Introducing the brain: language and invention (Introduction)

by David Turell @, Wednesday, June 24, 2020, 18:08 (1611 days ago) @ David Turell

This theory says using language in thought leads to inventions:

https://psyche.co/ideas/our-greatest-invention-was-the-invention-of-invention-itself?ut...

"For more than 1.5 million years, archaic humans (earlier Homo species, such as Homo erectus) had been slowly diverging from the other great apes, developing a way of life marked by increased collaboration. They made simple stone tools, hunted together, might have cooked their food, and probably engaged in communal parenting.

"Still, their lifestyle remained largely static over vast periods of time, with few, if any, signs of artistic activity or technical innovation. Things started to change only in the past 300,000 years, with the emergence of our own species and our cousins the Neanderthals, and even then the pace of change didn’t quicken much until 40-60,000 years ago. (my bold)

"What caused our species to break out of the pattern set by archaic humans?...But from my perspective as someone who studies the human mind, one development stands out as of special importance. There is a mental ability we possess today that must have emerged at some point in our history, and whose emergence would have vastly enhanced our ancestors’ creative powers.

"The ability I mean is that of hypothetical thinking...This is the key to sustained innovation and creativity, and to the development of art, science and technology. Archaic humans, in all probability, didn’t possess it. The static nature of their lifestyle suggests that they lived in the present, their attention locked on to the world, and their behaviour driven by habit and environmental stimuli. In the course of their daily activities, they might accidentally hit on a better way of doing something, but they didn’t actively think up innovations for themselves.

***

"If Dor’s suggestion is right, then language would have paved the way for hypothetical thinking. Language enabled humans to learn about things they hadn’t experienced themselves... By combining linguistic elements in different ways, speakers could issue instructions for imagining an unlimited range of things – not only things their hearers hadn’t experienced but things no one had experienced... Gradually, they would have discovered that they could use this ability creatively, to tell stories, create myths, and deceive each other. And, crucially from our perspective, they would have discovered that they could use it to propose hypotheses.

***

"Dennett’s concern is with consciousness – the stream of thoughts, ideas and impressions running through our minds. It is tempting to think that producing consciousness is a central function of our brains, and perhaps of the brains of other animals too. Dennett suggests that this is not so. Our brains, are composed of multiple specialist systems, which operate non-consciously and in parallel. The conscious mind is a temporary level of organisation – a ‘virtual’ system – that we create for ourselves through certain learned habits of self-stimulation.

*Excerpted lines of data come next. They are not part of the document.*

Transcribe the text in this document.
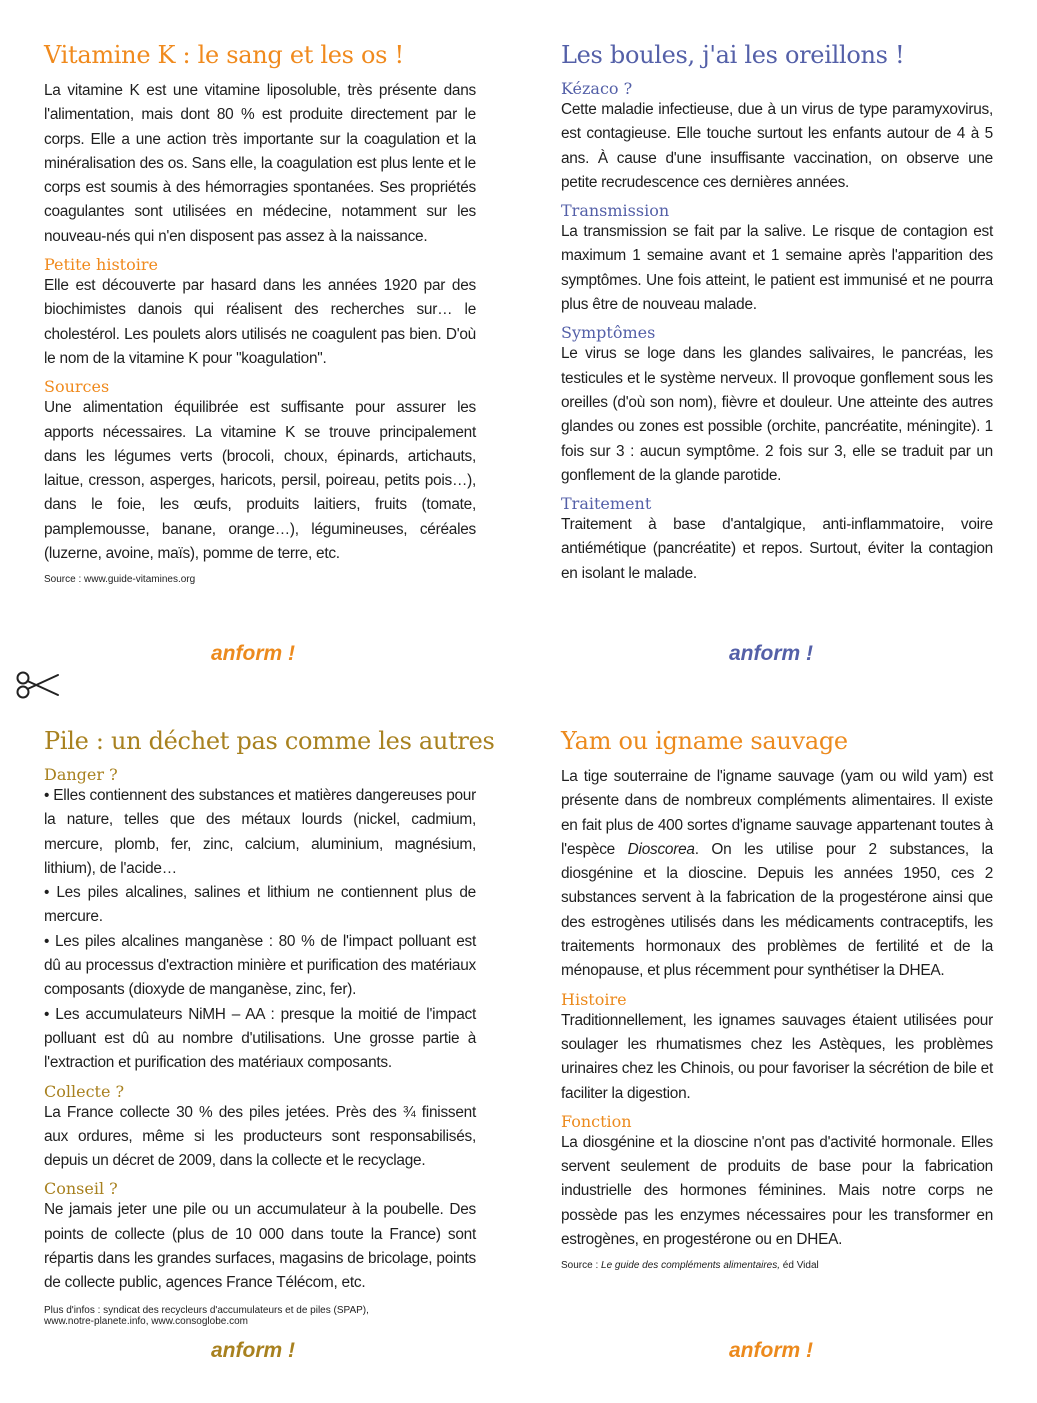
Vitamine K : le sang et les os !

La vitamine K est une vitamine liposoluble, très présente dans l'alimentation, mais dont 80 % est produite directement par le corps. Elle a une action très importante sur la coagulation et la minéralisation des os. Sans elle, la coagulation est plus lente et le corps est soumis à des hémorragies spontanées. Ses propriétés coagulantes sont utilisées en médecine, notamment sur les nouveau-nés qui n'en disposent pas assez à la naissance.

Petite histoire

Elle est découverte par hasard dans les années 1920 par des biochimistes danois qui réalisent des recherches sur… le cholestérol. Les poulets alors utilisés ne coagulent pas bien. D'où le nom de la vitamine K pour "koagulation".

Sources

Une alimentation équilibrée est suffisante pour assurer les apports nécessaires. La vitamine K se trouve principalement dans les légumes verts (brocoli, choux, épinards, artichauts, laitue, cresson, asperges, haricots, persil, poireau, petits pois…), dans le foie, les œufs, produits laitiers, fruits (tomate, pamplemousse, banane, orange…), légumineuses, céréales (luzerne, avoine, maïs), pomme de terre, etc.

Source : www.guide-vitamines.org

Les boules, j'ai les oreillons !
Kézaco ?

Cette maladie infectieuse, due à un virus de type paramyxovirus, est contagieuse. Elle touche surtout les enfants autour de 4 à 5 ans. À cause d'une insuffisante vaccination, on observe une petite recrudescence ces dernières années.

Transmission

La transmission se fait par la salive. Le risque de contagion est maximum 1 semaine avant et 1 semaine après l'apparition des symptômes. Une fois atteint, le patient est immunisé et ne pourra plus être de nouveau malade.

Symptômes

Le virus se loge dans les glandes salivaires, le pancréas, les testicules et le système nerveux. Il provoque gonflement sous les oreilles (d'où son nom), fièvre et douleur. Une atteinte des autres glandes ou zones est possible (orchite, pancréatite, méningite). 1 fois sur 3 : aucun symptôme. 2 fois sur 3, elle se traduit par un gonflement de la glande parotide.

Traitement

Traitement à base d'antalgique, anti-inflammatoire, voire antiémétique (pancréatite) et repos. Surtout, éviter la contagion en isolant le malade.

anform !	anform !
Pile : un déchet pas comme les autres
Danger ?

• Elles contiennent des substances et matières dangereuses pour la nature, telles que des métaux lourds (nickel, cadmium, mercure, plomb, fer, zinc, calcium, aluminium, magnésium, lithium), de l'acide…

• Les piles alcalines, salines et lithium ne contiennent plus de mercure.

• Les piles alcalines manganèse : 80 % de l'impact polluant est dû au processus d'extraction minière et purification des matériaux composants (dioxyde de manganèse, zinc, fer).

• Les accumulateurs NiMH – AA : presque la moitié de l'impact polluant est dû au nombre d'utilisations. Une grosse partie à l'extraction et purification des matériaux composants.

Collecte ?

La France collecte 30 % des piles jetées. Près des ¾ finissent aux ordures, même si les producteurs sont responsabilisés, depuis un décret de 2009, dans la collecte et le recyclage.

Conseil ?

Ne jamais jeter une pile ou un accumulateur à la poubelle. Des points de collecte (plus de 10 000 dans toute la France) sont répartis dans les grandes surfaces, magasins de bricolage, points de collecte public, agences France Télécom, etc.

Plus d'infos : syndicat des recycleurs d'accumulateurs et de piles (SPAP),
www.notre-planete.info, www.consoglobe.com

Yam ou igname sauvage

La tige souterraine de l'igname sauvage (yam ou wild yam) est présente dans de nombreux compléments alimentaires. Il existe en fait plus de 400 sortes d'igname sauvage appartenant toutes à l'espèce Dioscorea. On les utilise pour 2 substances, la diosgénine et la dioscine. Depuis les années 1950, ces 2 substances servent à la fabrication de la progestérone ainsi que des estrogènes utilisés dans les médicaments contraceptifs, les traitements hormonaux des problèmes de fertilité et de la ménopause, et plus récemment pour synthétiser la DHEA.

Histoire

Traditionnellement, les ignames sauvages étaient utilisées pour soulager les rhumatismes chez les Astèques, les problèmes urinaires chez les Chinois, ou pour favoriser la sécrétion de bile et faciliter la digestion.

Fonction

La diosgénine et la dioscine n'ont pas d'activité hormonale. Elles servent seulement de produits de base pour la fabrication industrielle des hormones féminines. Mais notre corps ne possède pas les enzymes nécessaires pour les transformer en estrogènes, en progestérone ou en DHEA.

Source : Le guide des compléments alimentaires, éd Vidal

anform !	anform !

" Once they developed language, our ancestors would sometimes talk to themselves, at first by accident. And when they did, they would hear their own utterances and, often, react to them as they did to other people’s. When they asked themselves a question, they answered; when they admonished themselves, they worked harder; when they reminded themselves, they focused more, and so on – these reactions being generated spontaneously by non-conscious processes. Sometimes, one utterance would provoke another, and that another, and so on, generating a lengthy train of thought. This process of mental self-stimulation helped to coordinate the resources of different brain systems, and it proved useful, enhancing self-control and promoting sustained patterns of behaviour. Humans formed habits of private speech and gradually developed the ability to talk to themselves silently in inner speech. They also adopted other forms of mental self-stimulation, such as drawing pictures or visualising them. Elaborated and refined, the stream of self-generated speech and other imagery, and the associated mental reactions, came to form what we call the conscious mind.

***

"As they cultivated these habits, mentally stimulating themselves and paying careful attention to the results, humans did something else, too. They created the sense that there was a private world inside them, where their real self lived and thought, a world that sometimes seemed more real to them than the one around them. In a sense, they created their own conscious minds and selves.

"If Dor and Dennett are right, the key factors in setting humans on their unique path were the invention of a new way of communicating and the discovery of how to use it creatively, first socially and later in private. These activities are now central to human life, and our brains and vocal systems have probably become adapted in many ways to facilitate them, but they were initially cultural innovations. We might say that humans’ greatest invention was the invention of invention itself."

Comment: The author notes the stasis after arrival of our large-sized brain and the beginning of real use of concepts once usable language appeared. The large brain provided a space for complex spoken language and later writing and reading language.